Metzudat Koah is a Tegart fort commissioned by the British and constructed by Solel Boneh. It was a key observation point on Ramot Naftali, overlooking the Hula Valley.

By mid-April 1948, the British army had evacuated most of Upper Galilee. A number of key points were subsequently occupied by Arab forces, including the police fort at Nabi Yusha. This fort commanded the main road to Upper Galilee and the routes to the Jewish settlements of Ramot Naftali and Manara.

In the evening hours of April 15, the police station was attacked by a company composed of Golani, Palmach and irregulars from nearby Jewish settlements, which moved in two armored cars and two armored Egged buses. The attacking force was forced to withdraw due to intense fire. Four Jews were killed.

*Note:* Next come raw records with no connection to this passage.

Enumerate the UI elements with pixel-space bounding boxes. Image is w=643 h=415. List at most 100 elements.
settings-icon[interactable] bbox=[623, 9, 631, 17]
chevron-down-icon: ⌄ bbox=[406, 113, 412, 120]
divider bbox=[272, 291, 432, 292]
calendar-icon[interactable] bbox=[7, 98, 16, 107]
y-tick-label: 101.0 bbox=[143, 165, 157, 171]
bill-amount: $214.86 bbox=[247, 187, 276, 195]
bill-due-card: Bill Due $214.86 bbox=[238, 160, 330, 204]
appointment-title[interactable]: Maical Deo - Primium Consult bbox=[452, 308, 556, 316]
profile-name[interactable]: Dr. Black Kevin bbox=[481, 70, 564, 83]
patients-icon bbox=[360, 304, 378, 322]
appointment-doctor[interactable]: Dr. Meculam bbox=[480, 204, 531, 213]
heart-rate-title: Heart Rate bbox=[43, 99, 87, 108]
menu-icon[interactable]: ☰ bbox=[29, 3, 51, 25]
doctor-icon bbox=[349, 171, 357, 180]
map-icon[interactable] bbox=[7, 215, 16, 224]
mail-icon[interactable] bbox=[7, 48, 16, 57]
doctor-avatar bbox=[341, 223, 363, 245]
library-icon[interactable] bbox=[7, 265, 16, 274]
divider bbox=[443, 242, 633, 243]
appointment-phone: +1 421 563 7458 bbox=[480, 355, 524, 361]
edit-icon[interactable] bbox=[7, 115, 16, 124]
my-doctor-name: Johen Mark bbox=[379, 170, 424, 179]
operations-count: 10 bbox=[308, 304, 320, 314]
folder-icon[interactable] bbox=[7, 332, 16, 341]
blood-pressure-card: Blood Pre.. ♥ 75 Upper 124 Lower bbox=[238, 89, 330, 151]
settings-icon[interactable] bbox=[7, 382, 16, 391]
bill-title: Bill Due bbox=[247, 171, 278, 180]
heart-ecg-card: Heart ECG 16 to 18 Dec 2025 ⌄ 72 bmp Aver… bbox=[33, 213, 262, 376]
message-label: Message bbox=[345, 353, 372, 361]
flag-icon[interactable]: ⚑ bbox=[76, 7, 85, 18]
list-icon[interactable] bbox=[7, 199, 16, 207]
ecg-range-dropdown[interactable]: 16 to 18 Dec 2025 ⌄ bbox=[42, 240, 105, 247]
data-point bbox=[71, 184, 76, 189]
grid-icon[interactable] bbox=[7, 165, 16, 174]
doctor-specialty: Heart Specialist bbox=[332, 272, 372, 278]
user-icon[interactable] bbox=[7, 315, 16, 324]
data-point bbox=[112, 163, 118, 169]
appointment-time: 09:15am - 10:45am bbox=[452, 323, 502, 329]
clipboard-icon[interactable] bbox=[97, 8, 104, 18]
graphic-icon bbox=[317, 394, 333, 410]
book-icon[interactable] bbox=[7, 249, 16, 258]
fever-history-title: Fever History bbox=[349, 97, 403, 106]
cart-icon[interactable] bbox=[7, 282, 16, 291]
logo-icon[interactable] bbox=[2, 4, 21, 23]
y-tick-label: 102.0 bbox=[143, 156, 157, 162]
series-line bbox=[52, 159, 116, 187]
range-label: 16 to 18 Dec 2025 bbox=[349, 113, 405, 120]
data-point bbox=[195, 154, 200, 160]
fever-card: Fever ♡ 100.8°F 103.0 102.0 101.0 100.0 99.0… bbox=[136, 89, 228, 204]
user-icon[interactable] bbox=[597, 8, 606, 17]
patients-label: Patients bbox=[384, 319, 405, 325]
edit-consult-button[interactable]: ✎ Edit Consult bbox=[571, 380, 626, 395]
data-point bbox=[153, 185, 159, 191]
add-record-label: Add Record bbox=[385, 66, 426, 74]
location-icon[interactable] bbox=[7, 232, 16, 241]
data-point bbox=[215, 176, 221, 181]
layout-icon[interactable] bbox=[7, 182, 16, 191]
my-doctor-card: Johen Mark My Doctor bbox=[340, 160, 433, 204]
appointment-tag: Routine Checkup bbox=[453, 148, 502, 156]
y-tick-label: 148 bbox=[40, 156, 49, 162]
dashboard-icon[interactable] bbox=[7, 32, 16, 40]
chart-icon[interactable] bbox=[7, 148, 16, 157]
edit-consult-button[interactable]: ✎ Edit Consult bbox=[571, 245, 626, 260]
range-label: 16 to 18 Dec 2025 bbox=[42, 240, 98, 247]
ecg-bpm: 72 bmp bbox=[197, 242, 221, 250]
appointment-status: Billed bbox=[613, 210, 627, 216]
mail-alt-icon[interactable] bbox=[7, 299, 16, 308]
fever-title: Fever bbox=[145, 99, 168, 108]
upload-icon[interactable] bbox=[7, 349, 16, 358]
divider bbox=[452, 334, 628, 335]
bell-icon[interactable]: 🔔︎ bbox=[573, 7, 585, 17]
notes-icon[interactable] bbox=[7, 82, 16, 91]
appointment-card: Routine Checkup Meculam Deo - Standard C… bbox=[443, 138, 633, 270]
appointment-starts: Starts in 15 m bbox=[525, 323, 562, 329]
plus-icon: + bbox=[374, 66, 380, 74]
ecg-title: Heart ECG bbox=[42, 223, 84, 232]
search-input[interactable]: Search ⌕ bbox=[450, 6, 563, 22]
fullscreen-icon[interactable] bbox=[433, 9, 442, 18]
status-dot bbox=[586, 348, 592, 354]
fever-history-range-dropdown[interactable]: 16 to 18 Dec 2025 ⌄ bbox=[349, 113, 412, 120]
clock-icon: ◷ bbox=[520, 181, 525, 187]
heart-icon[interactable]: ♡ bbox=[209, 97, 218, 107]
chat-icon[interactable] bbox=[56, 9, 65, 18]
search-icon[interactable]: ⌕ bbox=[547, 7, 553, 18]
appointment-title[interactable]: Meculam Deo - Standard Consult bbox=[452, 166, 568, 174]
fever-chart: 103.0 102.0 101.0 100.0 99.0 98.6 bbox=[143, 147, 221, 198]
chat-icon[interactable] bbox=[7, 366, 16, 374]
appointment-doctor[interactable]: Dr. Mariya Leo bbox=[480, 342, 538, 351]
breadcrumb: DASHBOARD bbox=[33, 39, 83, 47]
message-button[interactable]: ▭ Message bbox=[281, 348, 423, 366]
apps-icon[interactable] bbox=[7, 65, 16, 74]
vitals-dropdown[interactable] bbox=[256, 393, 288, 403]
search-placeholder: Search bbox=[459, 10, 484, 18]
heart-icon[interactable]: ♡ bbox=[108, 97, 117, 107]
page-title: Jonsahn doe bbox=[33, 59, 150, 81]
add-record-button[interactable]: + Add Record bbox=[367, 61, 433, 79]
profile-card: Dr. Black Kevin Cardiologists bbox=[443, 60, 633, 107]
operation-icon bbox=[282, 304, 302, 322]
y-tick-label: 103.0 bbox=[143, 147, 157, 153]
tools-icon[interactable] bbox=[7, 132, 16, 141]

On April 20, a second attempt was made to occupy the fort by a force from the third Palmach battalion. A small force succeeded in breaking the barriers and reaching the wall, but two of its members were hit, which delayed the detonation of the explosives until their evacuation. During their evacuation, enemy fire was directed at them and many of the unit's soldiers were killed. The troops fought to the last man. Altogether, 22 Jews were killed in the battle.

During the night of May 16/17, a company of the third battalion of the Yiftach Brigade occupied the fort after driving away the enemy. On the next day, two of the soldiers were killed. In total, 28 Jewish soldiers fell in the battles for the occupation of the fort, and "Metzudat Koach" ("Fort of the 28") is named after them.